Two Manhattan Office Towers Sell in $1 Billion Deal

A unit of JPMorgan Chase & Co. and American Realty Advisors each agreed to buy a Manhattan office tower from Hines, a Houston-based developer, for a combined price of more than $1 billion.

An institutional fund managed by Glendale, California-based American Realty is buying 499 Park Ave., a 300,000-square-foot (28,000-square-meter) property at East 59th Street designed by I.M. Pei & Partners, Hines said today in a statement. Institutional investors advised by JPMorgan Asset Management are buying 425 Lexington Ave., a 750,000 square-foot skyscraper at East 43rd Street, across from the Chrysler Building.

Hines put the towers on the market in February. New York commercial-property transactions are forecast to climb this year as investors globally see Manhattan as a safe place to buy real estate. Brokerage Cushman & Wakefield last month projected sales of $14.6 billion for the first half of 2013, up from $10.8 billion a year earlier.

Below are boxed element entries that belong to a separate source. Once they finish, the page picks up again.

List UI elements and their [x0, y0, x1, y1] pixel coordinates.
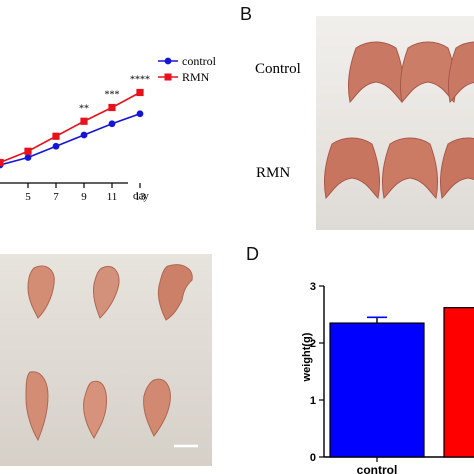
significance-marker: **** — [130, 75, 150, 86]
x-tick-label: 13 — [135, 191, 147, 203]
data-point-rmn — [52, 132, 60, 140]
specimen-row-bottom — [25, 371, 171, 442]
specimen-row-top — [27, 264, 193, 321]
legend-rmn-marker — [164, 73, 172, 81]
panel-b-specimens — [323, 41, 474, 200]
y-tick-label: 1 — [310, 395, 316, 407]
y-tick-label: 0 — [310, 452, 316, 464]
panel-c-photo — [0, 254, 212, 466]
row-label-control: Control — [255, 61, 301, 77]
bar-category-label: control — [357, 463, 398, 474]
data-point-rmn — [0, 158, 4, 167]
data-point-rmn — [24, 147, 32, 155]
bar-y-axis-label: weight(g) — [301, 332, 313, 382]
x-tick-label: 9 — [81, 191, 87, 203]
x-unit-label: day — [133, 190, 149, 202]
bar-control — [329, 322, 425, 458]
data-point-rmn — [80, 117, 88, 125]
data-point-rmn — [108, 103, 116, 112]
y-tick-label: 2 — [310, 338, 316, 350]
line-chart-panel: 5 7 9 11 13********* control RMN day — [0, 54, 217, 203]
panel-letter-b: B — [240, 4, 253, 24]
data-point-control — [52, 142, 60, 150]
bar-chart-marks: 0123controlRMN — [310, 281, 474, 474]
y-tick-label: 3 — [310, 281, 316, 293]
legend-control-marker — [164, 57, 172, 65]
legend-rmn-label: RMN — [182, 70, 210, 84]
series-line-rmn — [0, 91, 141, 164]
x-tick-label: 11 — [107, 191, 118, 203]
significance-marker: *** — [105, 90, 120, 101]
data-point-rmn — [136, 88, 144, 97]
bar-chart-panel: weight(g) 0123controlRMN — [301, 281, 474, 474]
x-tick-label: 7 — [53, 191, 59, 203]
panel-b-photo — [316, 16, 474, 230]
series-line-control — [0, 112, 141, 166]
panel-c-specimens — [25, 264, 198, 448]
data-point-control — [24, 154, 32, 161]
specimen-row-rmn — [323, 137, 474, 200]
data-point-control — [136, 110, 144, 118]
data-point-control — [108, 120, 116, 128]
specimen-row-control — [347, 41, 474, 104]
row-label-rmn: RMN — [256, 165, 291, 181]
significance-marker: ** — [79, 103, 89, 114]
x-tick-label: 5 — [25, 191, 31, 203]
data-point-control — [80, 131, 88, 139]
panel-letter-d: D — [246, 244, 259, 264]
line-legend: control RMN — [158, 54, 217, 84]
line-chart-marks: 5 7 9 11 13********* — [0, 75, 150, 203]
bar-rmn — [443, 307, 474, 458]
legend-control-label: control — [182, 54, 217, 68]
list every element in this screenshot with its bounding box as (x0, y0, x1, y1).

“You’re not finding global capital and all types of capital participating in every sale in every major market in this country, but you are in New York,” said Tommy Craig, senior managing director of Hines’ New York office. “That only reinforces Hines’ interest in continuing to be very active on both the investment side and development side of our business” in the city.

Tenant Lease

Craig said he won’t disclose further price information until the deals are completed. The JPMorgan unit is paying about $650 million for 425 Lexington, a person with knowledge of the purchase said yesterday. Hines expects to finish the transactions by late September.

The law firm Simpson Thacher & Bartlett LLP, 425 Lexington’s primary tenant with 595,000 square feet on 26 floors, renewed its lease through 2033, Hines said last month.

By securing Simpson Thacher for the next 20 years, it changed the profile of the bidders “in a meaningful way,” eliminating most of the leasing risk and bringing in institutional investors looking for reliable returns, Craig said. Without the agreement, the building might have been fully vacant in 2018, he said.

At 499 Park, where the bond firm Cantor Fitzgerald LP moved its headquarters after suffering devastating casualties in the 2001 attack on the World Trade Center, lease terminations are “staggered” among smaller tenants, Craig said. Investors responded to the “generational opportunity” to own a modern Park Avenue office building, he said.

The deals were co-brokered by Douglas Harmon, senior managing director at Eastdil Secured LLC, and CBRE Group Inc. Vice Chairman Darcy Stacom, with Stacom taking the lead on 499 Park, and Harmon on 425 Lexington.